‘Women Take Flight’ event inspires girls to set their sights high
By Brenda Sullivan - ReminderNews
Windsor Locks - posted Thu., Nov. 7, 2013
If there was one clear message conveyed by the New England Air Museum’s "Women Take Flight" event, it was that the sky’s the limit when it comes to the careers – and adventures – women can enjoy in the world of aviation.
Careers represented at the Nov. 3 event ranged from a record-breaking balloonist to a Navy helicopter pilot who flew supplies into combat zones.
Some of the women saw themselves from a young age behind the controls of an aircraft, whether a glider, a seaplane or a Boeing jet – or even behind the lens of a camera, flying around the world. In many cases, they were among the first women to break into these careers.
Others discovered their dream and the confidence to pursue it in their 40s and 50s.
This never-say-never attitude was most dramatically demonstrated to hundreds of youngsters at the event by 30-year-old Jessica Cox, who, in 2008, entered the “Guinness Book of World Records” as the first armless person in aviation history to earn a pilot’s certificate.
Cox flies a 415C Ercoupe – using her right foot to hold the yoke (steering wheel) and the left to operate the pedals. A documentary about her life is currently in production. http://www.rightfooted.com/movie
Today, she travels the world, encouraging young people and adults to embrace their differences and persevere in achieving their dreams.
"When we say we ‘can’t’ do something, we can’t – when we say that, it becomes real. That’s why those two words don’t exist in my vocabulary," said Cox, who holds a license that allows her to drive any vehicle without specialized controls, has a black belt in Tae Kwon Do (she wields nunchucks with her feet), surfs, holds a degree in psychology and recently, married the man she loves… she tied the knot with a wedding anklet.

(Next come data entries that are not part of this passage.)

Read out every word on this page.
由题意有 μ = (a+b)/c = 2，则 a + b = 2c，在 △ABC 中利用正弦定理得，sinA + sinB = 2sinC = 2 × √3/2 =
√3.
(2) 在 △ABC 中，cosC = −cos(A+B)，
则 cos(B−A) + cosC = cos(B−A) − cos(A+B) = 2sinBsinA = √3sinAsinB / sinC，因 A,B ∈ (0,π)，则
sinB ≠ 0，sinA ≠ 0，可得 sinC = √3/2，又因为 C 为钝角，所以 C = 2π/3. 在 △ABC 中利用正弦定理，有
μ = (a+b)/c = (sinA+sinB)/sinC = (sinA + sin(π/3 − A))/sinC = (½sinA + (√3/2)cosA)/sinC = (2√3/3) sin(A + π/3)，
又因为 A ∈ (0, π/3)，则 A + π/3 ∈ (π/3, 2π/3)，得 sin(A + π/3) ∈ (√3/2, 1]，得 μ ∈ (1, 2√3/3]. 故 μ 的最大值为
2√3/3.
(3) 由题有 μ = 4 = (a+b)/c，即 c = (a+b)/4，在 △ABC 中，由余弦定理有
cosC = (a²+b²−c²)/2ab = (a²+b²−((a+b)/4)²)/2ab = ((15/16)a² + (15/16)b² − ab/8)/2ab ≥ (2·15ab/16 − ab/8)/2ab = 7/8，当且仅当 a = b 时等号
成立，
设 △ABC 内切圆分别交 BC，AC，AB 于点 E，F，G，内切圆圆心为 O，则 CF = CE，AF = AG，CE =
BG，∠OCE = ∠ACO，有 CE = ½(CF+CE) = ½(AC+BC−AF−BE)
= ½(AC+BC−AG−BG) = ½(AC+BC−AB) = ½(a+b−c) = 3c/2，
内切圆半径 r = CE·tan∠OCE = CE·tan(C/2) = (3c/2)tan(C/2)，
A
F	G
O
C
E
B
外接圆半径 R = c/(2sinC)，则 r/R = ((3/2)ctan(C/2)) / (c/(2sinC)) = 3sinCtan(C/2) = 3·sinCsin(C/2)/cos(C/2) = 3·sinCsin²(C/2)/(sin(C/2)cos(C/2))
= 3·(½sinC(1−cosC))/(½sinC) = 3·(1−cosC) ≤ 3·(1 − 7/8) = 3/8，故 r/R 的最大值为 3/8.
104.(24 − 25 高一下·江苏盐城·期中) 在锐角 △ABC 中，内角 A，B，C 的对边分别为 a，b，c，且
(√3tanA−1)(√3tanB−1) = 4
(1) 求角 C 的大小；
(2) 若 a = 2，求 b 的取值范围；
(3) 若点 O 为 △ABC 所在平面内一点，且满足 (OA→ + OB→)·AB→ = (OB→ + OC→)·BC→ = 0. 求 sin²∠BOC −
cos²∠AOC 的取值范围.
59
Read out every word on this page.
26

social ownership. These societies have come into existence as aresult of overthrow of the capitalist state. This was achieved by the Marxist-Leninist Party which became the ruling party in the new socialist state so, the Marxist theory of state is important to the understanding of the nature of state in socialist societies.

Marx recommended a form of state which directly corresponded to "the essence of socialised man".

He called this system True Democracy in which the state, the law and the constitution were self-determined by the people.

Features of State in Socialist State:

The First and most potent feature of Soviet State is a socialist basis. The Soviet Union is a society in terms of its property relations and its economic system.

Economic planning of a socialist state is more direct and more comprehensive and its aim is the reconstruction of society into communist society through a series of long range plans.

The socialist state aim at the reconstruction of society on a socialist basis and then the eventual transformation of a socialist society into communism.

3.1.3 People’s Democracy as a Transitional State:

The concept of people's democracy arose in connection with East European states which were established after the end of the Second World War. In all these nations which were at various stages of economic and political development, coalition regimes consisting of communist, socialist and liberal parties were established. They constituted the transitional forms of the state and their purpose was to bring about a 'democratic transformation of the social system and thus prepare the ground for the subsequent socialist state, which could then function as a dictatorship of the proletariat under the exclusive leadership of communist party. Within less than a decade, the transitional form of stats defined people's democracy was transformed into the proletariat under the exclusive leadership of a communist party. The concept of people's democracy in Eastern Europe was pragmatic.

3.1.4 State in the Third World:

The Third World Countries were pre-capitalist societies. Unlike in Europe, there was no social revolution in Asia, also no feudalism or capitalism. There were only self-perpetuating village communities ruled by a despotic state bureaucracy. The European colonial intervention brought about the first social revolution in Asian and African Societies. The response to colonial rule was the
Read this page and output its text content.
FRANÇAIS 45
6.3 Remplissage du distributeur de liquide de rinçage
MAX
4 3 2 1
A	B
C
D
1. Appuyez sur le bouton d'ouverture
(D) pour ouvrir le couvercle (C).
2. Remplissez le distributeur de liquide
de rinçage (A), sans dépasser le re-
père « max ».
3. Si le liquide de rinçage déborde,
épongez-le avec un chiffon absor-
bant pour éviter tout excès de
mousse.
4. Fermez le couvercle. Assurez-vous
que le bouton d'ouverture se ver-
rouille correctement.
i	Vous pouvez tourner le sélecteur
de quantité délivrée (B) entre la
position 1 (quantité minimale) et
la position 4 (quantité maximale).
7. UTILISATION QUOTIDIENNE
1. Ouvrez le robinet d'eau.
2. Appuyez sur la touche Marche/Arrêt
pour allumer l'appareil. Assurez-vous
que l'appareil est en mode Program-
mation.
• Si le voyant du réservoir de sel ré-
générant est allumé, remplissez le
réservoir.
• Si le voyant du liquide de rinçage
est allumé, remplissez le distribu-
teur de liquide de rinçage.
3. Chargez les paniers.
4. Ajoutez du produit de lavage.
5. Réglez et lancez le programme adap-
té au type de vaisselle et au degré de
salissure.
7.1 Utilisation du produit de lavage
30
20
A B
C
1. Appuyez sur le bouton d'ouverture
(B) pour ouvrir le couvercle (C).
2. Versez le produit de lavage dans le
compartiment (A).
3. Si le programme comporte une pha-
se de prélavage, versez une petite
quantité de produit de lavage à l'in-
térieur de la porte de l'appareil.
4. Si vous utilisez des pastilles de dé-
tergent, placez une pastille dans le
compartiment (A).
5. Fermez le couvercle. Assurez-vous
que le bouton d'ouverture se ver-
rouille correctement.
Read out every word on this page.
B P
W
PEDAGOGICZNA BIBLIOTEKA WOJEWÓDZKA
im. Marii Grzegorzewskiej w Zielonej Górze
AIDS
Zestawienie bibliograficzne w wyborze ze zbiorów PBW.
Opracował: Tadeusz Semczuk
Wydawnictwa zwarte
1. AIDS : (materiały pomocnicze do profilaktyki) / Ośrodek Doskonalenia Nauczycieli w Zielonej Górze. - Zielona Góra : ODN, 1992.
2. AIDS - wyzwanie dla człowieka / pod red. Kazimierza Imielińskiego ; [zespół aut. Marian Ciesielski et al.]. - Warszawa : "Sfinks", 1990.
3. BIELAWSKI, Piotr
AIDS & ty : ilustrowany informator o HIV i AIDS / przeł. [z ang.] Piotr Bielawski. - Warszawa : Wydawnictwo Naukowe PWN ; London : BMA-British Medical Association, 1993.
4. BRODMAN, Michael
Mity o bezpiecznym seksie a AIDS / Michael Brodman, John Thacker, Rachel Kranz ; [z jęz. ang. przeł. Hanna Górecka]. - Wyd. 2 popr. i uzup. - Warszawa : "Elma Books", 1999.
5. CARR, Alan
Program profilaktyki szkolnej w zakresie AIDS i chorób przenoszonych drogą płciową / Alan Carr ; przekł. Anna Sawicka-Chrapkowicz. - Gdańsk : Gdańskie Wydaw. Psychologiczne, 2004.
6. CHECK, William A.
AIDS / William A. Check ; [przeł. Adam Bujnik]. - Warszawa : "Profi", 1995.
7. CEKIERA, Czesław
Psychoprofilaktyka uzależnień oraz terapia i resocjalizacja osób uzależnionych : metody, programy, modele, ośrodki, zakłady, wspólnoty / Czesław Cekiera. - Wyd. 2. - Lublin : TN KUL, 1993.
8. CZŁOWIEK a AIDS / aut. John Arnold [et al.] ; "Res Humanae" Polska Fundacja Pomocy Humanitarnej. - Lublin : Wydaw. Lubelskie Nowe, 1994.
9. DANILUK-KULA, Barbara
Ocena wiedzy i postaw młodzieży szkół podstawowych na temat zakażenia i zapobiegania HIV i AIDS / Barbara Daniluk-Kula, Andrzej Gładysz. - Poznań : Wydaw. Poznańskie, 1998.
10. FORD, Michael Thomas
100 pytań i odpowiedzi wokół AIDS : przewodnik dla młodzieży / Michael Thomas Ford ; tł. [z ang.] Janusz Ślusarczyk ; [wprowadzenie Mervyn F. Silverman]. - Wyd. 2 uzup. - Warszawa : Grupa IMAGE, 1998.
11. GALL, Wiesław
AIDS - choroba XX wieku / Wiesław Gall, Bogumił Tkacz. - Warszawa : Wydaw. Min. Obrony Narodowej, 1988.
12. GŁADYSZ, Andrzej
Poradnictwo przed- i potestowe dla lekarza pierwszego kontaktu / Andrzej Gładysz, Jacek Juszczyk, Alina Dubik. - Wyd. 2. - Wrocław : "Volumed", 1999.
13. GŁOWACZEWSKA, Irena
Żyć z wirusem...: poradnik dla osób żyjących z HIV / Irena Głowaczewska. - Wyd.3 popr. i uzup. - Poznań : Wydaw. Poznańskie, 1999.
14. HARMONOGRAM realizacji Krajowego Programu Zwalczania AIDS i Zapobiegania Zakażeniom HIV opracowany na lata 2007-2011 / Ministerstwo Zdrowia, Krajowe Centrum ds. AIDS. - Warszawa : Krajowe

While telling her story, Cox demonstrated one of the first tasks she taught herself using her feet – tying her shoelaces – which is where her signature motto, “Thinking Outside the Shoe,” comes from.
"I knew on that day in the playground I was going to have to do it differently," she said. Instead of putting on the shoe and tying the laces ‘bunny ear’ style, she tied the laces first and then slipped her foot into the shoe. This technique would also work when, as an adult, she began flying lessons and had to strap herself into the pilot’s harness… connect the straps first and then slide under them.
Being aloft has also been a dream come true for aeronaut Kathy Wadsworth, who fell in love with ballooning after meeting someone in 1974 who was about to attempt crossing the Atlantic in an Aerostat. Six years later, she had her own company and would find herself flying over the Andes.
Asked what her most exciting experience has been, Wadsworth laughed and said, "There are too many ‘most exciting’ experiences in 34 years of flying."
"I’ve had a fantastic life because of ballooning," Wadsworth said. She added that taking people up in a balloon is always exciting. "It’s like sharing a new experience every time you go up," she said.
In the same way, one of the best experiences of being a Navy helicopter pilot is being part of a team, said Elisa Raney, who served 25 years in the military, including flying "bombs, bullets and dried potato flakes" into combat zones during Desert Shield/Desert Storm.
She credited her father, who worked for NASA, for supporting her dreams. "I was always interested in aviation, and my dad raised me to believe little girls can grow up to be astronauts, so there was never a doubt in my mind."
Among other guests at this event were representatives of magnet schools with a focus on science and technology, a group called Girls with Wings, members of a race team for The 99s – International Women Pilots Organization, the Society of Women Engineers and the author of “Military Fly Moms.”